Met data standards
Peter Levy
2026-03-03
met_data_standards.RmdThe most basic problem is simply of agreeing on standard names for variables. Several conventions exist, but none are widely used outside the modelling community. Some naming conventions are listed below.
| Name | Defines | Link | Issues |
|---|---|---|---|
| Climate Forecast (CF) | Names & netCDF file format | link, and from CEDA | |
| ICOS | Variable names | link | |
| ERA5 | Variable names | link | |
| AmeriFlux BADM | Variable names | link | Does not including most met variables |
| Copernicus Station Exchange Format (SEF) | Variable names | link | |
| Copernicus Station Exchange Format (SEF) | Plain text file format | link | Only one variable per file limits use |
| CEDA BADC-CSV | Plain text file format | link | Format not easily machine-readable |
These conventions are not systematically constructed, so are not easily extended or modified to be more generally useable; several are not even easily machine-readable.
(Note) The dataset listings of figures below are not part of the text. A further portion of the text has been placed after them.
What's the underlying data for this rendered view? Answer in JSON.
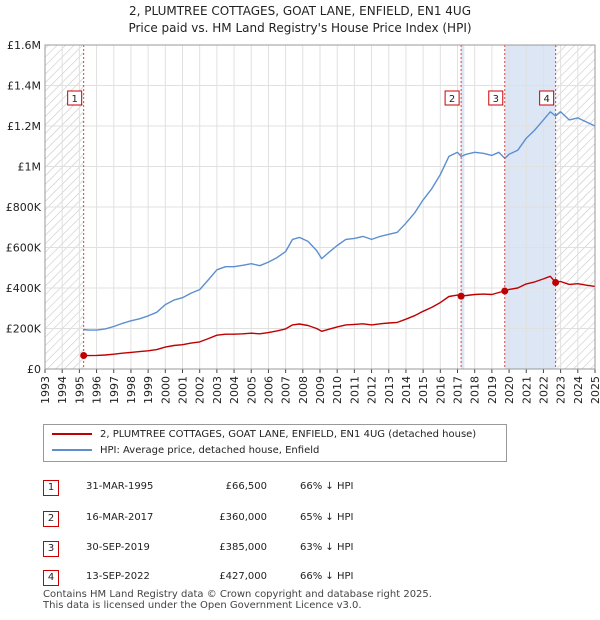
{
  "title_line1": "2, PLUMTREE COTTAGES, GOAT LANE, ENFIELD, EN1 4UG",
  "title_line2": "Price paid vs. HM Land Registry's House Price Index (HPI)",
  "legend": {
    "series1": "2, PLUMTREE COTTAGES, GOAT LANE, ENFIELD, EN1 4UG (detached house)",
    "series2": "HPI: Average price, detached house, Enfield"
  },
  "colors": {
    "price_paid": "#c00000",
    "hpi": "#5b8fd0",
    "marker_box": "#cc0000",
    "shade": "#dde6f5"
  },
  "transactions": [
    {
      "num": "1",
      "date": "31-MAR-1995",
      "price": "£66,500",
      "hpi": "66% ↓ HPI"
    },
    {
      "num": "2",
      "date": "16-MAR-2017",
      "price": "£360,000",
      "hpi": "65% ↓ HPI"
    },
    {
      "num": "3",
      "date": "30-SEP-2019",
      "price": "£385,000",
      "hpi": "63% ↓ HPI"
    },
    {
      "num": "4",
      "date": "13-SEP-2022",
      "price": "£427,000",
      "hpi": "66% ↓ HPI"
    }
  ],
  "footer_line1": "Contains HM Land Registry data © Crown copyright and database right 2025.",
  "footer_line2": "This data is licensed under the Open Government Licence v3.0.",
  "chart_data": {
    "type": "line",
    "title": "2, PLUMTREE COTTAGES, GOAT LANE, ENFIELD, EN1 4UG",
    "subtitle": "Price paid vs. HM Land Registry's House Price Index (HPI)",
    "xlabel": "",
    "ylabel": "",
    "xlim": [
      1993,
      2025
    ],
    "ylim": [
      0,
      1600000
    ],
    "y_ticks": [
      {
        "value": 0,
        "label": "£0"
      },
      {
        "value": 200000,
        "label": "£200K"
      },
      {
        "value": 400000,
        "label": "£400K"
      },
      {
        "value": 600000,
        "label": "£600K"
      },
      {
        "value": 800000,
        "label": "£800K"
      },
      {
        "value": 1000000,
        "label": "£1M"
      },
      {
        "value": 1200000,
        "label": "£1.2M"
      },
      {
        "value": 1400000,
        "label": "£1.4M"
      },
      {
        "value": 1600000,
        "label": "£1.6M"
      }
    ],
    "x_ticks": [
      "1993",
      "1994",
      "1995",
      "1996",
      "1997",
      "1998",
      "1999",
      "2000",
      "2001",
      "2002",
      "2003",
      "2004",
      "2005",
      "2006",
      "2007",
      "2008",
      "2009",
      "2010",
      "2011",
      "2012",
      "2013",
      "2014",
      "2015",
      "2016",
      "2017",
      "2018",
      "2019",
      "2020",
      "2021",
      "2022",
      "2023",
      "2024",
      "2025"
    ],
    "grid": true,
    "hatched_ranges": [
      [
        1993,
        1995.25
      ],
      [
        2022.71,
        2025
      ]
    ],
    "shaded_ranges": [
      [
        2017.21,
        2017.4
      ],
      [
        2019.75,
        2022.71
      ]
    ],
    "sale_markers": [
      {
        "num": "1",
        "x": 1995.25,
        "y": 66500
      },
      {
        "num": "2",
        "x": 2017.21,
        "y": 360000
      },
      {
        "num": "3",
        "x": 2019.75,
        "y": 385000
      },
      {
        "num": "4",
        "x": 2022.71,
        "y": 427000
      }
    ],
    "series": [
      {
        "name": "HPI: Average price, detached house, Enfield",
        "color": "#5b8fd0",
        "points": [
          [
            1995.25,
            195000
          ],
          [
            1995.5,
            192000
          ],
          [
            1996,
            192000
          ],
          [
            1996.5,
            198000
          ],
          [
            1997,
            210000
          ],
          [
            1997.5,
            225000
          ],
          [
            1998,
            238000
          ],
          [
            1998.5,
            248000
          ],
          [
            1999,
            262000
          ],
          [
            1999.5,
            280000
          ],
          [
            2000,
            318000
          ],
          [
            2000.5,
            340000
          ],
          [
            2001,
            352000
          ],
          [
            2001.5,
            375000
          ],
          [
            2002,
            392000
          ],
          [
            2002.5,
            440000
          ],
          [
            2003,
            490000
          ],
          [
            2003.5,
            505000
          ],
          [
            2004,
            505000
          ],
          [
            2004.5,
            512000
          ],
          [
            2005,
            520000
          ],
          [
            2005.5,
            510000
          ],
          [
            2006,
            528000
          ],
          [
            2006.5,
            550000
          ],
          [
            2007,
            580000
          ],
          [
            2007.4,
            640000
          ],
          [
            2007.8,
            650000
          ],
          [
            2008.3,
            630000
          ],
          [
            2008.8,
            585000
          ],
          [
            2009.1,
            545000
          ],
          [
            2009.5,
            575000
          ],
          [
            2010,
            610000
          ],
          [
            2010.5,
            640000
          ],
          [
            2011,
            645000
          ],
          [
            2011.5,
            655000
          ],
          [
            2012,
            640000
          ],
          [
            2012.5,
            655000
          ],
          [
            2013,
            665000
          ],
          [
            2013.5,
            675000
          ],
          [
            2014,
            720000
          ],
          [
            2014.5,
            770000
          ],
          [
            2015,
            835000
          ],
          [
            2015.5,
            890000
          ],
          [
            2016,
            960000
          ],
          [
            2016.5,
            1050000
          ],
          [
            2017,
            1070000
          ],
          [
            2017.21,
            1050000
          ],
          [
            2017.5,
            1060000
          ],
          [
            2018,
            1070000
          ],
          [
            2018.5,
            1065000
          ],
          [
            2019,
            1055000
          ],
          [
            2019.4,
            1070000
          ],
          [
            2019.75,
            1040000
          ],
          [
            2020,
            1060000
          ],
          [
            2020.5,
            1080000
          ],
          [
            2021,
            1140000
          ],
          [
            2021.5,
            1180000
          ],
          [
            2022,
            1230000
          ],
          [
            2022.4,
            1270000
          ],
          [
            2022.71,
            1250000
          ],
          [
            2023,
            1270000
          ],
          [
            2023.5,
            1230000
          ],
          [
            2024,
            1240000
          ],
          [
            2024.5,
            1220000
          ],
          [
            2025,
            1200000
          ]
        ]
      },
      {
        "name": "2, PLUMTREE COTTAGES, GOAT LANE, ENFIELD, EN1 4UG (detached house)",
        "color": "#c00000",
        "points": [
          [
            1995.25,
            66500
          ],
          [
            1995.5,
            66000
          ],
          [
            1996,
            67000
          ],
          [
            1996.5,
            69000
          ],
          [
            1997,
            73000
          ],
          [
            1997.5,
            78000
          ],
          [
            1998,
            82000
          ],
          [
            1998.5,
            86000
          ],
          [
            1999,
            90000
          ],
          [
            1999.5,
            96000
          ],
          [
            2000,
            108000
          ],
          [
            2000.5,
            116000
          ],
          [
            2001,
            120000
          ],
          [
            2001.5,
            128000
          ],
          [
            2002,
            134000
          ],
          [
            2002.5,
            150000
          ],
          [
            2003,
            167000
          ],
          [
            2003.5,
            172000
          ],
          [
            2004,
            172000
          ],
          [
            2004.5,
            174000
          ],
          [
            2005,
            177000
          ],
          [
            2005.5,
            174000
          ],
          [
            2006,
            180000
          ],
          [
            2006.5,
            188000
          ],
          [
            2007,
            198000
          ],
          [
            2007.4,
            218000
          ],
          [
            2007.8,
            222000
          ],
          [
            2008.3,
            215000
          ],
          [
            2008.8,
            200000
          ],
          [
            2009.1,
            186000
          ],
          [
            2009.5,
            196000
          ],
          [
            2010,
            208000
          ],
          [
            2010.5,
            218000
          ],
          [
            2011,
            220000
          ],
          [
            2011.5,
            223000
          ],
          [
            2012,
            218000
          ],
          [
            2012.5,
            223000
          ],
          [
            2013,
            227000
          ],
          [
            2013.5,
            230000
          ],
          [
            2014,
            246000
          ],
          [
            2014.5,
            263000
          ],
          [
            2015,
            285000
          ],
          [
            2015.5,
            304000
          ],
          [
            2016,
            328000
          ],
          [
            2016.5,
            358000
          ],
          [
            2017,
            365000
          ],
          [
            2017.21,
            360000
          ],
          [
            2017.5,
            363000
          ],
          [
            2018,
            368000
          ],
          [
            2018.5,
            370000
          ],
          [
            2019,
            368000
          ],
          [
            2019.4,
            378000
          ],
          [
            2019.75,
            385000
          ],
          [
            2020,
            393000
          ],
          [
            2020.5,
            400000
          ],
          [
            2021,
            420000
          ],
          [
            2021.5,
            430000
          ],
          [
            2022,
            445000
          ],
          [
            2022.4,
            458000
          ],
          [
            2022.71,
            427000
          ],
          [
            2023,
            432000
          ],
          [
            2023.5,
            418000
          ],
          [
            2024,
            421000
          ],
          [
            2024.5,
            414000
          ],
          [
            2025,
            408000
          ]
        ]
      }
    ]
  }
}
For example, the Climate Forecast (CF) convention constructs a set of standard names used widely in climate modelling. Users are able to suggest new variables names in an ad hoc manner. The result is there are ~5250 arbitrarily defined variable names, with no system to their naming. For example, there is no system to the naming to group together different types of temperature measurements (such as soil temperature, surface temperature, air temperature at 2 m or 10 m). Eleven chemical species are defined, but arbitraryily, so no other chemical species can be referred to without inventing new names.
Because none of these is widely used in the measurement community, we need to build the flexibility to:
- allow easy conversion of ad hoc local naming schemes into one or more standards, and
- translate easily between different existing standards (e.g. ERA5 to CF-1).